DVに追い詰められた母子が頼った「上品な女性」の驚くべき本性 母は5歳児をなぜ虐待死させ、床下に埋めたのか
夫のDVから逃れた母親(32)が5歳の息子とともに頼ったのは、上品そうな「あおいさん」だった。迎え入れられたのは、あおいと交際相手の男(36)が同棲する家。これが悲劇の始まりだった。 【写真】5歳児暴行死 報告書「市民感覚とズレ」
約1年後、息子は「しつけ」を理由とした虐待で死亡。さらに遺体は母親の手で床下に埋められた。3人とも結局、傷害致死、死体遺棄の罪で起訴され、8、9月に男と母親の公判がさいたま地裁で開かれた。 法廷では壮絶な虐待の内容が明かされた。ただ、それよりも驚いたのは、あおいが母子2人を支配する、異様とも言える生活状況。あおいは、男にさえ年齢も名前も10年近く偽っていた。(共同通信=勢理客貴也) 【音声解説】DVから逃れた〝安住の地〟で、母はなぜ5歳の息子を虐待死させたのか ▽生活に苦しんだ「普通の親子」 死亡した男児・歩夢ちゃんの母親は大阪府出身。インターネットで知り合った相手との結婚を機に、埼玉県本庄市に住むようになった。この結婚は家族に反対され、駆け落ちのような形で移り住んだという。姉からは「親が死んでも帰ってくるな」と言われた。 しかし結婚後、夫から暴力を振るわれるようになった。歩夢ちゃんを出産後も態度は変わらず。暴力に耐えきれなくなり、2020年7月に母子で家を出た。最初に頼ったのは、保育園で知り合ったママ友の家。

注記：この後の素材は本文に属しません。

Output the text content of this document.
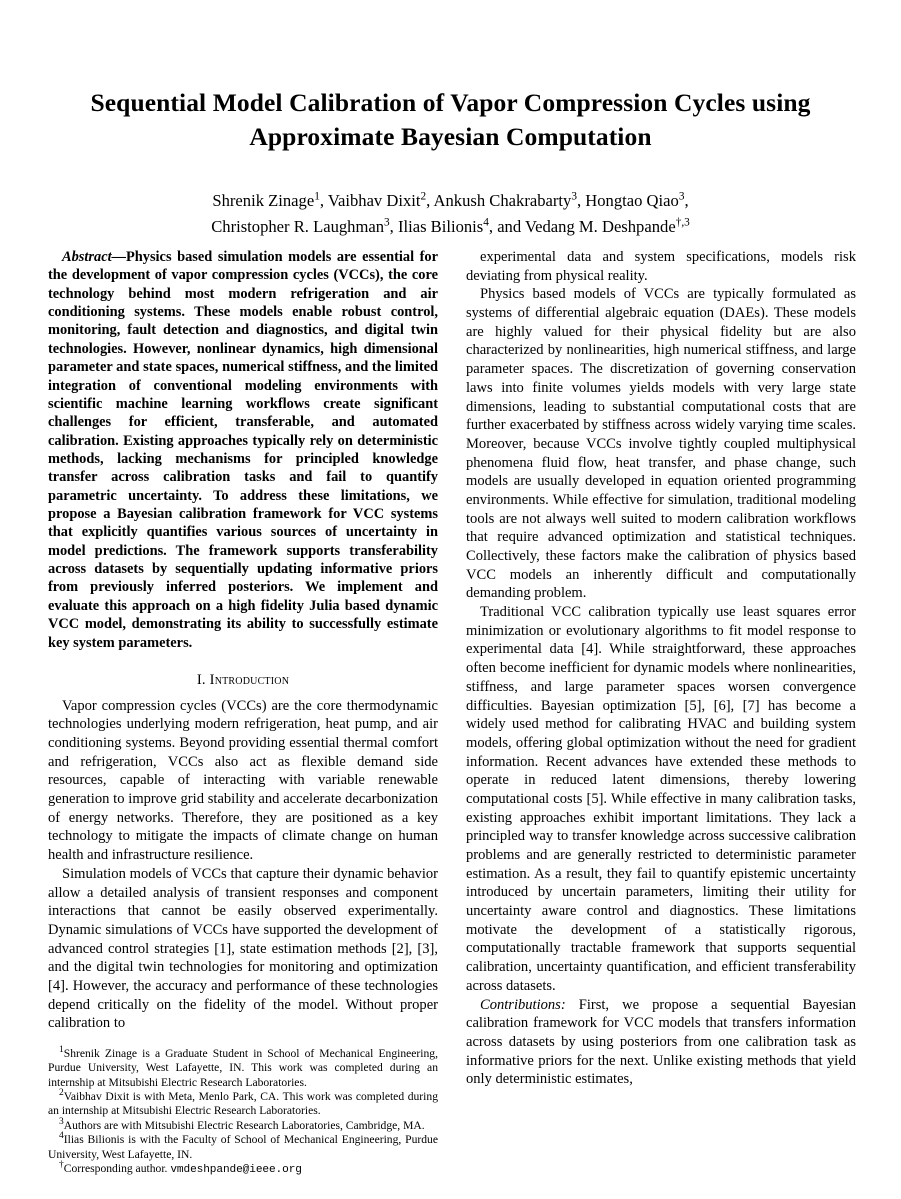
Sequential Model Calibration of Vapor Compression Cycles using Approximate Bayesian Computation
Shrenik Zinage$^1$, Vaibhav Dixit$^2$, Ankush Chakrabarty$^3$, Hongtao Qiao$^3$,
Christopher R. Laughman$^3$, Ilias Bilionis$^4$, and Vedang M. Deshpande$^{\dagger,3}$

Abstract—Physics based simulation models are essential for the development of vapor compression cycles (VCCs), the core technology behind most modern refrigeration and air conditioning systems. These models enable robust control, monitoring, fault detection and diagnostics, and digital twin technologies. However, nonlinear dynamics, high dimensional parameter and state spaces, numerical stiffness, and the limited integration of conventional modeling environments with scientific machine learning workflows create significant challenges for efficient, transferable, and automated calibration. Existing approaches typically rely on deterministic methods, lacking mechanisms for principled knowledge transfer across calibration tasks and fail to quantify parametric uncertainty. To address these limitations, we propose a Bayesian calibration framework for VCC systems that explicitly quantifies various sources of uncertainty in model predictions. The framework supports transferability across datasets by sequentially updating informative priors from previously inferred posteriors. We implement and evaluate this approach on a high fidelity Julia based dynamic VCC model, demonstrating its ability to successfully estimate key system parameters.

I. Introduction

Vapor compression cycles (VCCs) are the core thermodynamic technologies underlying modern refrigeration, heat pump, and air conditioning systems. Beyond providing essential thermal comfort and refrigeration, VCCs also act as flexible demand side resources, capable of interacting with variable renewable generation to improve grid stability and accelerate decarbonization of energy networks. Therefore, they are positioned as a key technology to mitigate the impacts of climate change on human health and infrastructure resilience.

Simulation models of VCCs that capture their dynamic behavior allow a detailed analysis of transient responses and component interactions that cannot be easily observed experimentally. Dynamic simulations of VCCs have supported the development of advanced control strategies [1], state estimation methods [2], [3], and the digital twin technologies for monitoring and optimization [4]. However, the accuracy and performance of these technologies depend critically on the fidelity of the model. Without proper calibration to

$^1$Shrenik Zinage is a Graduate Student in School of Mechanical Engineering, Purdue University, West Lafayette, IN. This work was completed during an internship at Mitsubishi Electric Research Laboratories.

$^2$Vaibhav Dixit is with Meta, Menlo Park, CA. This work was completed during an internship at Mitsubishi Electric Research Laboratories.

$^3$Authors are with Mitsubishi Electric Research Laboratories, Cambridge, MA.

$^4$Ilias Bilionis is with the Faculty of School of Mechanical Engineering, Purdue University, West Lafayette, IN.

†Corresponding author. vmdeshpande@ieee.org

experimental data and system specifications, models risk deviating from physical reality.

Physics based models of VCCs are typically formulated as systems of differential algebraic equation (DAEs). These models are highly valued for their physical fidelity but are also characterized by nonlinearities, high numerical stiffness, and large parameter spaces. The discretization of governing conservation laws into finite volumes yields models with very large state dimensions, leading to substantial computational costs that are further exacerbated by stiffness across widely varying time scales. Moreover, because VCCs involve tightly coupled multiphysical phenomena fluid flow, heat transfer, and phase change, such models are usually developed in equation oriented programming environments. While effective for simulation, traditional modeling tools are not always well suited to modern calibration workflows that require advanced optimization and statistical techniques. Collectively, these factors make the calibration of physics based VCC models an inherently difficult and computationally demanding problem.

Traditional VCC calibration typically use least squares error minimization or evolutionary algorithms to fit model response to experimental data [4]. While straightforward, these approaches often become inefficient for dynamic models where nonlinearities, stiffness, and large parameter spaces worsen convergence difficulties. Bayesian optimization [5], [6], [7] has become a widely used method for calibrating HVAC and building system models, offering global optimization without the need for gradient information. Recent advances have extended these methods to operate in reduced latent dimensions, thereby lowering computational costs [5]. While effective in many calibration tasks, existing approaches exhibit important limitations. They lack a principled way to transfer knowledge across successive calibration problems and are generally restricted to deterministic parameter estimation. As a result, they fail to quantify epistemic uncertainty introduced by uncertain parameters, limiting their utility for uncertainty aware control and diagnostics. These limitations motivate the development of a statistically rigorous, computationally tractable framework that supports sequential calibration, uncertainty quantification, and efficient transferability across datasets.

Contributions: First, we propose a sequential Bayesian calibration framework for VCC models that transfers information across datasets by using posteriors from one calibration task as informative priors for the next. Unlike existing methods that yield only deterministic estimates,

このママ友は、母子の当時の様子について、法廷で「笑顔でお互いを思いあう、普通の親子に見えた」と証言している。 この家には半年ほど居候したが、同居する中でママ友への不満がたまり、次第に険悪な雰囲気になった。しかし、夫と暮らしていた家には戻れないし、実家にも頼れない。 そんな時に手を差し伸べたのが、ママ友の家に出入りしていたあおいだ。 「部屋が余っているから来ていいよ」と言われたという。母親は、当時のあおいの印象をこう証言している。「しゃべり方も上品で、ママ友に信頼されているようだった」 母子が移った先の住宅には、あおいの他に男が住んでいた。奇妙な4人暮らしが始まった。 ▽転居先の住人は、「1歳差」のカップル… 同居するに当たり、母親はあおいと男から誓約書を書かされた。内容は生活費と食費をあおいに渡すこと、歩夢ちゃんのしつけに責任を持つこと。さらに、通帳やキャッシュカードも預けることになった。その理由についてあおいは「投資に回す」と説明した。母親はこの言葉を信じ、給料約14万円のうち半分を生活費や食費とし、残り半分もあおいが管理することになった。